The 1.7-second local latency isn’t presented as embarrassing — it’s the baseline that makes the optimization story legible. The author is clear that the biggest gains came from infrastructure decisions, not clever code:

  • Wrong region → +900ms
  • Cold WebSocket connections → +300ms
  • Slow inference provider → +200–400ms

That’s over a second of latency that had nothing to do with algorithm design. For anyone building voice AI, this framing is genuinely useful: measure your infrastructure before you optimize your code.


Pricing & Alternatives

The author used ~$100 in API credits to build and test the whole thing. Here’s a rough breakdown of the services involved and their tradeoffs:

ComponentWhat Was UsedNotable AlternativeTradeoff
TelephonyTwilioVonage, TelnyxTwilio has best docs/ecosystem
STT + Turn DetectionDeepgram FluxWhisper (OpenAI), AssemblyAIDeepgram faster for streaming
LLM InferenceGroq (llama-3.3-70b)OpenAI gpt-4o-miniGroq ~4x faster TTFT, less flexible
TTSElevenLabsCartesia, PlayHTElevenLabs most natural, pricier
HostingRailway.app (EU)Fly.io, RenderProximity to API endpoints matters

The choice of Groq is the most opinionated one here. The author originally tried gpt-4o-mini (300–500ms TTFT) and Groq’s llama-3.3-70b (~80ms TTFT). For a voice agent where humans expect sub-300ms response times to feel natural, that difference is the line between “impressive demo” and “broken product.”

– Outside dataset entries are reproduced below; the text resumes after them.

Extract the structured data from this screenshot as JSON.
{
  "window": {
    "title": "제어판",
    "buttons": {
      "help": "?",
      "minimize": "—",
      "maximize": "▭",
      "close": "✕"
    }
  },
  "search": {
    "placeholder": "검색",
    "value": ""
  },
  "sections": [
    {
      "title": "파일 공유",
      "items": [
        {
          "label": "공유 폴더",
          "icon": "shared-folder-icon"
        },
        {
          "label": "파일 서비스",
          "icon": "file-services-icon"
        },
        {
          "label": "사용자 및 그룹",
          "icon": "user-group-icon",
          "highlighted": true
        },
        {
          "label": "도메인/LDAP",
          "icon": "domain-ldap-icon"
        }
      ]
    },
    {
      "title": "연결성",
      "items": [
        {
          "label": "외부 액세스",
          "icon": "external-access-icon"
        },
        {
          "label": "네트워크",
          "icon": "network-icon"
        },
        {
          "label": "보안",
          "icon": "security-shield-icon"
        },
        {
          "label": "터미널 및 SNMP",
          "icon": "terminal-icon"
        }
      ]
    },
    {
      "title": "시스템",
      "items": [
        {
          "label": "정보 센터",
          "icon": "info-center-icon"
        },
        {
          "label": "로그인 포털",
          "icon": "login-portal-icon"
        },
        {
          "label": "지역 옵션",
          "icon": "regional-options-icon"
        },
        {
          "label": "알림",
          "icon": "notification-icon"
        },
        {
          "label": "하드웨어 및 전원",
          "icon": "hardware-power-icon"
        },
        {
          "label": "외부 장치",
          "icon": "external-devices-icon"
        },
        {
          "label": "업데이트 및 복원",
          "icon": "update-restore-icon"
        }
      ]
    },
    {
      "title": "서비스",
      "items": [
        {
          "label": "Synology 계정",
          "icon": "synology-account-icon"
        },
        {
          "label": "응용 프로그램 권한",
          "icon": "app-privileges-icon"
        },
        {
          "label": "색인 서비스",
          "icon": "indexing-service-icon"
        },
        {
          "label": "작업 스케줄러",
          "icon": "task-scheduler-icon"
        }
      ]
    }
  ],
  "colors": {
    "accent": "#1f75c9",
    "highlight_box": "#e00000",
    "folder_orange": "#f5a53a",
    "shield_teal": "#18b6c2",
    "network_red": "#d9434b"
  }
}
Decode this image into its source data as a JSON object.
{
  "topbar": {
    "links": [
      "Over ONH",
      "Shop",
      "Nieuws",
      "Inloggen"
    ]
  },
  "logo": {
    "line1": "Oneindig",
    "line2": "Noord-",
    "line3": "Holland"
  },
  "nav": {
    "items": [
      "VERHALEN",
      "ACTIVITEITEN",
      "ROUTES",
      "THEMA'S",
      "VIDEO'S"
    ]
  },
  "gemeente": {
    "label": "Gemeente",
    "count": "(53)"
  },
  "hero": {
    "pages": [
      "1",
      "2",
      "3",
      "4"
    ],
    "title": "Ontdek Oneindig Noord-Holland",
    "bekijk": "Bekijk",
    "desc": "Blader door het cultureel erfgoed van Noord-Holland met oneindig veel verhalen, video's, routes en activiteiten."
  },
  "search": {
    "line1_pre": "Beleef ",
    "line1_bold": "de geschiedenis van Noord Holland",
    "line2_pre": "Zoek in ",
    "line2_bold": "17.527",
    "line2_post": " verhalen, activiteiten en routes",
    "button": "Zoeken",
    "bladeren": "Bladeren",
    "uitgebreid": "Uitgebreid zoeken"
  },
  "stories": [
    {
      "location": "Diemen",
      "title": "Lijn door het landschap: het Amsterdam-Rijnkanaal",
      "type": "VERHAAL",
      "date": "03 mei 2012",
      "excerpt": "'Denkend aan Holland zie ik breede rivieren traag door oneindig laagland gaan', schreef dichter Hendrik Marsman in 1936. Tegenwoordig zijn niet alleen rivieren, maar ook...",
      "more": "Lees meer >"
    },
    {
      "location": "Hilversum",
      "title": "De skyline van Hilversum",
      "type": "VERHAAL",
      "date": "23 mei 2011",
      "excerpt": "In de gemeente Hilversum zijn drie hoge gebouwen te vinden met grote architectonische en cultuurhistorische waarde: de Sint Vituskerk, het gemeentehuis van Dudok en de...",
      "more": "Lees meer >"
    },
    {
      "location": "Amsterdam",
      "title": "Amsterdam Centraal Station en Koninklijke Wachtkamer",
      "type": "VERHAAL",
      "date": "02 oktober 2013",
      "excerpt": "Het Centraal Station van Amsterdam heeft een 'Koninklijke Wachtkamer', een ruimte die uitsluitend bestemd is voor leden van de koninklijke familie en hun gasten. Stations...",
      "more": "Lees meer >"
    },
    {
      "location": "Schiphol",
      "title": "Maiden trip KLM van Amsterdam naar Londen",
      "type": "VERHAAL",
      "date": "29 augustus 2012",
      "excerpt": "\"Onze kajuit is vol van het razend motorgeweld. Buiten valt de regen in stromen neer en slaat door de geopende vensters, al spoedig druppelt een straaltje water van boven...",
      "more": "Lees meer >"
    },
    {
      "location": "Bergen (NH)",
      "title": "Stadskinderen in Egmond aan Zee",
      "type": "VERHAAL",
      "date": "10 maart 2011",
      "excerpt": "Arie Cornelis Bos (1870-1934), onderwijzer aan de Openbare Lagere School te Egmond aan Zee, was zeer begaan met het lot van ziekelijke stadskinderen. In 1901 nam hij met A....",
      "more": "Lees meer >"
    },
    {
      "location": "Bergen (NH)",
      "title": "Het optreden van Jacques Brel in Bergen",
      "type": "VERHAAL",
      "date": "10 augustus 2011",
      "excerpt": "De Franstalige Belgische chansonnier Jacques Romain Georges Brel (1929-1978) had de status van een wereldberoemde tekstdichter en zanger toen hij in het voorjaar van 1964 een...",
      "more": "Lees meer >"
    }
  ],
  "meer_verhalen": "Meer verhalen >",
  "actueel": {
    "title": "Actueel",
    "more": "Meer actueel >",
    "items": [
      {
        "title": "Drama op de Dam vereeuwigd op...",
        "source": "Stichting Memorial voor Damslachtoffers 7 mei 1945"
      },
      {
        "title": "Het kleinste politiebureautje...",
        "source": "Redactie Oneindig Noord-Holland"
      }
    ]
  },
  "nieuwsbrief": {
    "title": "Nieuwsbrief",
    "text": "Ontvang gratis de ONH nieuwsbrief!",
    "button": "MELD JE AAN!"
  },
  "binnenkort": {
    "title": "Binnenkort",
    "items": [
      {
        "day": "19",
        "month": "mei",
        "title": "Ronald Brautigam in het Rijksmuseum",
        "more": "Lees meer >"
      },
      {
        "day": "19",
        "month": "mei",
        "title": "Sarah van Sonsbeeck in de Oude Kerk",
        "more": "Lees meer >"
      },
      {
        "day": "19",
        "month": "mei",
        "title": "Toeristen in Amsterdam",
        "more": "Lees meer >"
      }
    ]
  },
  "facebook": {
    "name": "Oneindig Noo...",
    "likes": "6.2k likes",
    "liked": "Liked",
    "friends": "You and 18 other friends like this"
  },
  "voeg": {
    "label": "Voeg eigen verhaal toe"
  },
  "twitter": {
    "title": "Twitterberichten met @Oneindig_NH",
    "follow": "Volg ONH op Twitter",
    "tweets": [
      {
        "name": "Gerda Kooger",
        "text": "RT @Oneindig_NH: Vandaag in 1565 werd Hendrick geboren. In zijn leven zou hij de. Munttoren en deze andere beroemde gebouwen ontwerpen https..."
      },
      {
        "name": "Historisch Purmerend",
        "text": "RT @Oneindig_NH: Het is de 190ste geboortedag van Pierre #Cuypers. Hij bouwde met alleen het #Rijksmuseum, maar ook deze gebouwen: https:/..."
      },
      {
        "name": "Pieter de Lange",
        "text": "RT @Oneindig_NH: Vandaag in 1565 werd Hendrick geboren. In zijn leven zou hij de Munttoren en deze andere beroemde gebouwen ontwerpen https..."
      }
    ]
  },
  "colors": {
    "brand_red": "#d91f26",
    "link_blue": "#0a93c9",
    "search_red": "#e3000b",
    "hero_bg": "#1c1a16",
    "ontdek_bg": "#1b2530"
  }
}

The Bottom Line: Who Should Care?

Developers building voice AI products should read this post top to bottom. It’s the rare engineering writeup that includes actual latency numbers at each stage — not just the final result.

Indie hackers and AI startup founders will appreciate that this was built in ~1 day for ~$100. The barrier to building a working voice agent is lower than most people think. The barrier to building one that feels good is where the real work is.

LLM infrastructure teams should take note of the Groq vs. OpenAI comparison. When TTFT is literally more than half your total latency, inference speed becomes a product feature, not an implementation detail.

Anyone surprised by their own voice agent latency: if you haven’t measured the network distance between your orchestration server and your API providers, do that before touching your code. The biggest gains here came from geography, not algorithms.

The code is open source at github.com/NickTikhonov/shuo. Whether you use it directly or just as a reference architecture, it’s one of the better practical examples of streaming voice AI that’s publicly available right now.